On the kids’ side at Taylor Books in Charleston, W.Va., a locally published title from Quarrier Books, Marc Harshman and Cecy Rose’s Mountain Christmas, is the store’s leading holiday title. And in New England it’s Bernie Sanders’s Our Revolution, particularly at stores that held events, such as Gibson’s Bookstore in Concord, N.H., which hosted 1,300 people to see the former presidential contender.

Jan Weissmiller, co-owner of Prairie Lights in Iowa City, was surprised by how well the store has done with poetry this season. Mary Oliver’s Upstream is selling “super well,” she said, as are James Galvin’s Everything We Always Knew Was True and store co-owner Jane Mead’s World of Made and Unmade, which was longlisted for a National Book Award. Weissmiller said that people in her community are “regrouping” and don’t want to read any more books about the election. Instead, Prairie Lights is selling novels such as Zadie Smith’s Swing Time and Viet Thanh Nguyen’s The Sympathizer and nonfiction such as Thomas Friedman’s Thank You for Being Late.
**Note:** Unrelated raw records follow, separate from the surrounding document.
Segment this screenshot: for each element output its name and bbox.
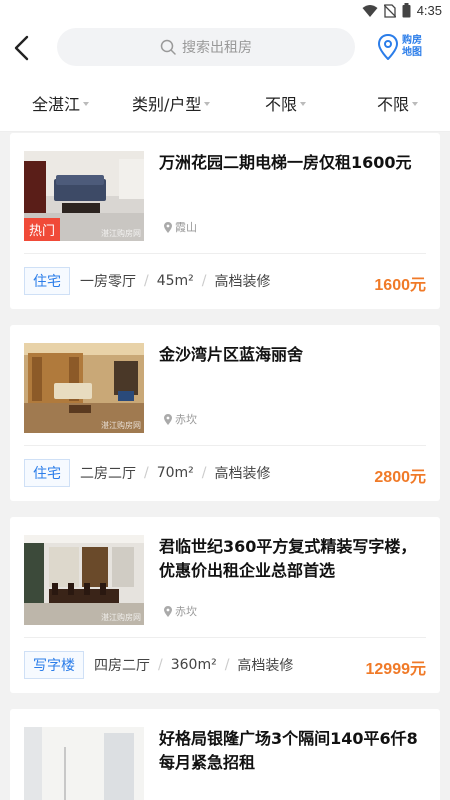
separator: / (201, 465, 207, 481)
decoration: 高档装修 (237, 658, 294, 674)
filter-bar: 全湛江 类别/户型 不限 不限 (0, 76, 450, 132)
clock: 4:35 (416, 3, 442, 18)
listing-meta: 住宅 一房零厅 / 45m² / 高档装修 (24, 267, 271, 295)
status-bar: 4:35 (0, 0, 450, 24)
map-label-line2: 地图 (402, 47, 422, 58)
property-type-tag: 写字楼 (24, 651, 84, 679)
filter-category[interactable]: 类别/户型 (132, 91, 211, 115)
decoration: 高档装修 (214, 274, 271, 290)
back-arrow-icon[interactable] (10, 34, 34, 62)
search-icon (160, 39, 176, 55)
filter-more[interactable]: 不限 (377, 91, 419, 115)
listing-photo: 湛江购房网 (24, 343, 144, 433)
map-pin-icon (378, 34, 398, 60)
photo-watermark: 湛江购房网 (101, 229, 141, 238)
divider (24, 445, 426, 446)
location-text: 赤坎 (175, 605, 197, 618)
separator: / (158, 657, 163, 673)
separator: / (144, 273, 149, 289)
separator: / (144, 465, 149, 481)
listing-photo: 湛江购房网 (24, 535, 144, 625)
listing-price: 1600元 (374, 277, 426, 294)
location-text: 霞山 (175, 221, 197, 234)
filter-label: 不限 (265, 95, 298, 114)
dropdown-caret-icon (83, 102, 90, 106)
location-text: 赤坎 (175, 413, 197, 426)
listing-title: 金沙湾片区蓝海丽舍 (159, 345, 304, 364)
room-layout: 一房零厅 (80, 274, 136, 290)
separator: / (201, 273, 207, 289)
listing-meta: 住宅 二房二厅 / 70m² / 高档装修 (24, 459, 271, 487)
wifi-icon (362, 4, 378, 17)
hot-badge: 热门 (24, 218, 61, 241)
location-pin-icon (164, 221, 172, 233)
photo-watermark: 湛江购房网 (101, 421, 141, 430)
filter-label: 类别/户型 (132, 95, 202, 114)
listing-price: 12999元 (365, 661, 427, 678)
decoration: 高档装修 (214, 466, 271, 482)
listing-meta: 写字楼 四房二厅 / 360m² / 高档装修 (24, 651, 293, 679)
dropdown-caret-icon (204, 102, 211, 106)
battery-icon (402, 3, 411, 18)
area: 45m² (156, 273, 194, 289)
listing-card[interactable]: 湛江购房网 金沙湾片区蓝海丽舍 赤坎 住宅 二房二厅 / 70m² / 高档装修 2… (10, 325, 440, 501)
dropdown-caret-icon (300, 102, 307, 106)
no-sim-icon (383, 3, 396, 18)
search-placeholder: 搜索出租房 (182, 40, 252, 56)
location-pin-icon (164, 413, 172, 425)
search-input[interactable]: 搜索出租房 (57, 28, 355, 66)
dropdown-caret-icon (412, 102, 419, 106)
top-app-bar: 搜索出租房 购房 地图 (0, 24, 450, 76)
filter-label: 不限 (377, 95, 410, 114)
location-pin-icon (164, 605, 172, 617)
listing-photo: 热门 湛江购房网 (24, 151, 144, 241)
listing-title: 万洲花园二期电梯一房仅租1600元 (159, 153, 412, 172)
divider (24, 637, 426, 638)
area: 70m² (156, 465, 194, 481)
listing-card[interactable]: 湛江购房网 君临世纪360平方复式精装写字楼，优惠价出租企业总部首选 赤坎 写字… (10, 517, 440, 693)
listing-card[interactable]: 好格局银隆广场3个隔间140平6仟8每月紧急招租 (10, 709, 440, 800)
room-layout: 二房二厅 (80, 466, 136, 482)
photo-watermark: 湛江购房网 (101, 613, 141, 622)
area: 360m² (170, 657, 217, 673)
house-map-button[interactable]: 购房 地图 (378, 30, 442, 64)
room-layout: 四房二厅 (94, 658, 150, 674)
filter-region[interactable]: 全湛江 (32, 91, 90, 115)
listing-photo (24, 727, 144, 800)
listing-title: 君临世纪360平方复式精装写字楼，优惠价出租企业总部首选 (159, 537, 417, 580)
divider (24, 253, 426, 254)
map-label-line1: 购房 (402, 35, 422, 46)
listing-location: 霞山 (164, 219, 197, 235)
listing-title: 好格局银隆广场3个隔间140平6仟8每月紧急招租 (159, 729, 418, 772)
separator: / (224, 657, 230, 673)
filter-price[interactable]: 不限 (265, 91, 307, 115)
listing-price: 2800元 (374, 469, 426, 486)
listing-location: 赤坎 (164, 411, 197, 427)
listing-card[interactable]: 热门 湛江购房网 万洲花园二期电梯一房仅租1600元 霞山 住宅 一房零厅 / 4… (10, 133, 440, 309)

Fountain Bookstore’s Justice said that she has had a lot of requests from customers looking for comic relief. Since October she’s been “selling the daylights” out of Forrest Leo’s The Gentleman, which Justice said is “a rollicking, silly adventure story about a man who accidentally sells his wife to the devil.” For those seeking a different type of humor, Boswell’s has sold a lot of copies of Gary Trudeau’s Yuge! 30 Years of Doonesbury on Trump. It sold out so often that owner Eisenstein had to take it out of the window.

Still, as Gibson’s owner Michael Herrmann pointed out, it’s the days leading up to Christmas—and this year Hanukkah, too—that will determine how well stores do. “We had a great start,” he said. “But it’s always been true that the last 10 days make [or break] the holiday season.”